Comme ce blog ne serait pas ce qu'il est sans critiques, j'ai un certain nombre de problèmes avec cet ouvrage. Tout d'abord, l'absence d'index (une désagréable habitude chez ActuSF) rend toute ré-utilisation des informations contenues dans le livre complètement illusoire. Pour retrouver une information lue, il faut retrouver l'année où est elle donnée et lire toutes les entrées correspondantes pour espérer retomber dessus. C'est pour cela que l'on a inventé les index. J'ajouterai qu'il existe même, miracle de la technologie, des outils qui le font automatiquement à la mise en page. Sur le plan méthodologique, l'absence d'indication des sources (qui ne sont que parfois mentionnées en passant), peut brouiller la frontière entre les faits, les on-dits ou les ressentis. Elle rend aussi toute vérification ou croisement impossibles.

français

Plus gênant est le "focus" de l'ouvrage. Je m'explique. Si l'on dit souvent que la SF est un microcosme, ce livre ne se concentre que sur un "attocosme"  bien précis dont les acteurs se comptent sur les doigts d'une main. Hors de Klein (avec qui l'auteur semble avoir une relation d'amour/haine mais qui apparaît à presque toutes les pages), Dorémieux, Demuth, Sadoul et Goimard, rien d'autre n'existe et rien d'autre ne se fait dans la genre. Cet espèce de jacobinisme parisien (et en plus localisé dans certains arrondissements) est, à la longue un peu lassant et oublie la contribution de tant de personnes qui ont œuvré et œuvrent toujours pour la SF, en particulier en province. Juste un exemple, il ne me semble pas avoir vu évoqués AFR, les fanzines Sfère (pourtant parisien) ou Vopaliec et leurs équipes (mais bon, en l’absence d'index, dur de vérifier).
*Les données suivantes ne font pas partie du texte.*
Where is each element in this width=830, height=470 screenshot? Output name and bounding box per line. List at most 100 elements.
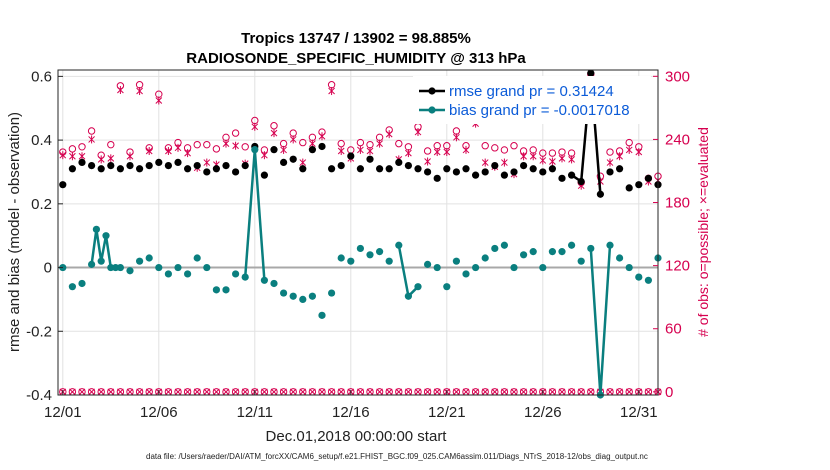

Finalement, je me pose la question (mais en fait c'est plutôt à l'éditeur de le faire) de quels sont les lecteurs cibles de cet ouvrage. En ce qui me concerne, je n'ai à peu près rien appris de nouveau, et cela doit aussi être vrai pour les personnes qui connaissent relativement bien le genre et son histoire. C'est donc un public plus néophyte qui doit être visé. Mais, dans ce cas, ces lecteurs néophytes risquent d'être "noyés" face à des masses d'évènements, d'œuvres ou de personnes qui ne leur diront sans doute absolument rien (la collection "Cosmos" de Grand Damier ?). La question est finalement de savoir s'il existe une clientèle pour ce titre qui dépasse la centaine d'individus et partant, de l'opportunité économique de le publier pour une maison d'édition convalescente. Mais bon, ce n'est pas mon problème.

français

Au final, c'est quand même un ouvrage distrayant et d'une lecture agréable sous la plume d'un vrai connaisseur du microcosme. Je pense qu’il est préférable de le lire par petites touches et que son effet principal sera de rappeler des souvenirs (de lectures ou d'évènements) à certains.  Et puis, un livre qui cite le fanzine Avallon est forcément un livre digne d'être lu.